Not quite as aired out as the Calyx M, but generally on par with the AK240 and absolutely exceeds the DX90 in every way. This player puts out such a nice tonality, one that is swaying me into enjoying the more natural texture and tone types out there.
As most of you may already know, I prefer warmth and musicality over purity and accuracy. With that in mind, I’ve found myself really taken aback by the combined clarity of the L5Pro and the good sound staging qualities that are offered.
While not exceptional in height, weight or depth, the overall shape is immaculately well formed: everything feels so naturally coherent and right, which are qualities I felt the DX90 and the Calyx M to lack severely.
It isn’t a titan of imaging, but what is there is much like the Beyerdynamic T1 vs some other Flagship models: you can instantly spot the well-formed bubble of naturalness when you A/B compare it with some other models out yonder.
I think the L5Pro offers mostly good everything and very little lacking, and when all qualities are good and nothing is really obviously flawed, the entire experience is just that much better as a whole.
I don’t feel the large and spacious sound of my K10 to be at all lacking when paired with the L5Pro, but I do notice that my Pathos Aurium far exceeds the depth vastness of the L5Pro with certain headphones like the Ultrasone Edition 5. Expect very nice sound staging, airiness and plentiful width, height, and depth in the L5Pro.
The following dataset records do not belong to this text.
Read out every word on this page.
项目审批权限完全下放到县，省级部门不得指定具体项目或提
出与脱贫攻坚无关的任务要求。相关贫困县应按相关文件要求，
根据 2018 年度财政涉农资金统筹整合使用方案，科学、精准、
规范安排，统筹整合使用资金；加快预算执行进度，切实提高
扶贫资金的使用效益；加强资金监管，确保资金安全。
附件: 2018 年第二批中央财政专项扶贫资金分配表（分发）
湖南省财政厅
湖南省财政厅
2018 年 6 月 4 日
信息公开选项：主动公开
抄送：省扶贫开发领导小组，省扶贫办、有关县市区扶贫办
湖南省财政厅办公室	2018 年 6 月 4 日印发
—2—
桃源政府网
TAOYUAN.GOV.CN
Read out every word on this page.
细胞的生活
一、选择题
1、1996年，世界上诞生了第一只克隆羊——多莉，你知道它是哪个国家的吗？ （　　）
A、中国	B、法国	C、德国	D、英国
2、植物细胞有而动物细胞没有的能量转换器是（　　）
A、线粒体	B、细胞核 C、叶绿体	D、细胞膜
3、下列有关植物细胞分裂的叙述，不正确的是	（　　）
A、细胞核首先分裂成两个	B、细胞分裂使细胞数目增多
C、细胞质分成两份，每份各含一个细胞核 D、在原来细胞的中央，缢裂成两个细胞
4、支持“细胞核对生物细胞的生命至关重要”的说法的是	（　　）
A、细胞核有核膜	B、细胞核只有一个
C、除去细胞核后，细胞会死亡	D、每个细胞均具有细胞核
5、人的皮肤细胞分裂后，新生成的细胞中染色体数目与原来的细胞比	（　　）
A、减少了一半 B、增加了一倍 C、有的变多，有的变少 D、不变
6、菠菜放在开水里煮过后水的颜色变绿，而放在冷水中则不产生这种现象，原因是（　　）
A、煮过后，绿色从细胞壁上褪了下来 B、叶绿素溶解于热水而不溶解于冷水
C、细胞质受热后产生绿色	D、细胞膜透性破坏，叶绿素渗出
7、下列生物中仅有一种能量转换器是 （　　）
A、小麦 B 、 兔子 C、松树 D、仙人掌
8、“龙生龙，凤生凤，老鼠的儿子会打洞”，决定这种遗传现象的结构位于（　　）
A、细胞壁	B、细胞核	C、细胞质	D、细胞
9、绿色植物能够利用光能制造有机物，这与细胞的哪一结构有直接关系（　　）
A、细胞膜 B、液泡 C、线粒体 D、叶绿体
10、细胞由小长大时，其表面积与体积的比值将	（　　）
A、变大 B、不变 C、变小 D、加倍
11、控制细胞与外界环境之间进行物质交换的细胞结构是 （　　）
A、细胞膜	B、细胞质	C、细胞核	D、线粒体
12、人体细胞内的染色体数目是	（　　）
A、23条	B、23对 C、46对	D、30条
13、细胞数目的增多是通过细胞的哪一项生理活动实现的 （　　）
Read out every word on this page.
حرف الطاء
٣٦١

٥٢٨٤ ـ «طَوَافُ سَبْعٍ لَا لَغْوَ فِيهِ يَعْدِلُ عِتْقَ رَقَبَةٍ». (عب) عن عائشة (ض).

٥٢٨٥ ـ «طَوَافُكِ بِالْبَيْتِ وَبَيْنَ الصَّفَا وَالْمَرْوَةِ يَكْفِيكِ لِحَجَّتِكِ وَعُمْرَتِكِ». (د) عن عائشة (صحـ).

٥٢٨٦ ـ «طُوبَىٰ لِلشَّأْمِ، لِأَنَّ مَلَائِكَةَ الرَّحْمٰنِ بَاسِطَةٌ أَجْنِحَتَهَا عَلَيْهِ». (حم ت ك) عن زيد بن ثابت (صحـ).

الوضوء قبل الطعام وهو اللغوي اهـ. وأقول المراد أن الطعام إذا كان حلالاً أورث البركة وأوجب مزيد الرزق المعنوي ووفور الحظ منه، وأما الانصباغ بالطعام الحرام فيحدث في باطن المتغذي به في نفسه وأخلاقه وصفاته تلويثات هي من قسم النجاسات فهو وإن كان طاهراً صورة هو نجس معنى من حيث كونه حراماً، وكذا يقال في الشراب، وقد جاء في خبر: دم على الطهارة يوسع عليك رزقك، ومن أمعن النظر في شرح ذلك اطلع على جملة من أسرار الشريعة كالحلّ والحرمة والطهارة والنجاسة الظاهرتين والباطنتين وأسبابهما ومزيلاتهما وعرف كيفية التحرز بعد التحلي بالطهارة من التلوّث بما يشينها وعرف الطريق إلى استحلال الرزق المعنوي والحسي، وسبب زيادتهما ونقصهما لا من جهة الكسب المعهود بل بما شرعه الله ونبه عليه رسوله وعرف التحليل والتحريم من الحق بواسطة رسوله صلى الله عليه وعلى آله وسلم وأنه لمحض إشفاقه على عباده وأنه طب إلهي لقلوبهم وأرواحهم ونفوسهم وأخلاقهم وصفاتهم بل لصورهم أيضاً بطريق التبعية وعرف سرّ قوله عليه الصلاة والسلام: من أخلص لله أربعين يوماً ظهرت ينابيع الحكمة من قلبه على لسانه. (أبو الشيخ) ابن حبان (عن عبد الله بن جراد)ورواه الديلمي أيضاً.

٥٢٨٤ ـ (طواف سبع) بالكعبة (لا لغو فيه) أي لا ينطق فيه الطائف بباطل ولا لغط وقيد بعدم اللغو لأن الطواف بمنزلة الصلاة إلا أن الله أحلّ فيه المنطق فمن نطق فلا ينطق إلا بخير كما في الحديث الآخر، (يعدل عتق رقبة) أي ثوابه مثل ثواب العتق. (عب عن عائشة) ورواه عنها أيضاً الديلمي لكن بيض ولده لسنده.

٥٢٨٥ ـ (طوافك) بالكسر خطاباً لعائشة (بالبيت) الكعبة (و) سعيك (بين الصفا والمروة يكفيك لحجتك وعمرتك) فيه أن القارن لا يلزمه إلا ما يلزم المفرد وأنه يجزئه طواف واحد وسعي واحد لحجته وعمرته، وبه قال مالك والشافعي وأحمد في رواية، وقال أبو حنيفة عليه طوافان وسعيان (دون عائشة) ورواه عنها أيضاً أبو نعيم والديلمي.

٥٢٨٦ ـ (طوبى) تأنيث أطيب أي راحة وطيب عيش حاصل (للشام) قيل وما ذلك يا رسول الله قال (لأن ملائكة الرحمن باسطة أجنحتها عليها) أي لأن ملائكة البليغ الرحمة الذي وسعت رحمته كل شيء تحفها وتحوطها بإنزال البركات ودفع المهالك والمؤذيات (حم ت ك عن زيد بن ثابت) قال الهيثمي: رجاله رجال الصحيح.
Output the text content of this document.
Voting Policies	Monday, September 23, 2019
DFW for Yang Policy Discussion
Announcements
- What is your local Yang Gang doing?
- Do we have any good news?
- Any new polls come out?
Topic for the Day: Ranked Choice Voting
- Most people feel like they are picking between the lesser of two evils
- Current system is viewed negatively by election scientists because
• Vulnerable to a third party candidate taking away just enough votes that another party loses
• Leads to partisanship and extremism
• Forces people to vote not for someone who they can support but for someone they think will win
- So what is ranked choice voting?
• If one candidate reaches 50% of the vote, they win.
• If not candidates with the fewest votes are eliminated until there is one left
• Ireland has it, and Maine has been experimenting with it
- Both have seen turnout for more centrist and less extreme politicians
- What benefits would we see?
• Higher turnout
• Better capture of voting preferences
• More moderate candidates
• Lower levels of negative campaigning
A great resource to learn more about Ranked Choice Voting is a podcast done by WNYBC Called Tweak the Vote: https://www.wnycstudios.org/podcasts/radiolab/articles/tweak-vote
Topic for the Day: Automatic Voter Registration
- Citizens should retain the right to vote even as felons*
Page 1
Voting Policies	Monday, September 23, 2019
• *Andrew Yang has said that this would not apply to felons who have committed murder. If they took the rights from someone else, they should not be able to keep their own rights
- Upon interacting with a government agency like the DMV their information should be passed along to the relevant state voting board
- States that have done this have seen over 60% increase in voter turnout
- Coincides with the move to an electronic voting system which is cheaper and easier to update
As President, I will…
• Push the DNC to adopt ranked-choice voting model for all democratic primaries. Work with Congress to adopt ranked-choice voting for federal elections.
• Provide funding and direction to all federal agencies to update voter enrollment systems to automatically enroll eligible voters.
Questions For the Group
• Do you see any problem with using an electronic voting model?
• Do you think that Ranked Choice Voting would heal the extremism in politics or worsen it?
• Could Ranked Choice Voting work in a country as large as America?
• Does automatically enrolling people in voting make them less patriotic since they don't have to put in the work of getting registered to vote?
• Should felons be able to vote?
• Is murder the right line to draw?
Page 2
Would I recommend this right now and before the firmware updates are released? No, it is too basic in features, and having the DAC locked is only hurting me on the inside.
The truth is that I’ve no clue how the 4490 DAC inside this model sounds as a source via the PC, I’ve also no clue what the extent of clarity or tonal balance can be due to the fact that the EQ presets are really awful for the most part. Once these features are updated and unlocked, I’ll be able to grasp just how far the rabbit hole goes with this L5Pro, and from there, I’d recommend this DAP in a heartbeat.
For now, I rate it very good, but not great. With just a few of those UI elements addressed, my final verdict would change from very good to great in an instant. Despite not having a good EQ set, the L5Pro still sounds great on certain EQ presets, the player is very well built and gorgeous to boot, it also has onboard storage and a fast, snappy UI that basic and fast.
I can’t spot any negative qualities that revolve around sound, despite my not liking the tone of the player. Luxury and Precision seems like they have a bright future if they keep on this path, so if you are interested in a sub $999 player and need DSD capabilities, I wouldn’t recommend anything else once these few tweaks are made. I really don’t think there isn’t much competition out there that satisfies as many checkboxes as the L5Pro does for this price tier.
She is beautiful, fast, and promised to improve in the near future with firmware updates. Great job Luxury and Precision! I really enjoyed the raw clarity of the L5Pro and hope to see more great products from you in the future.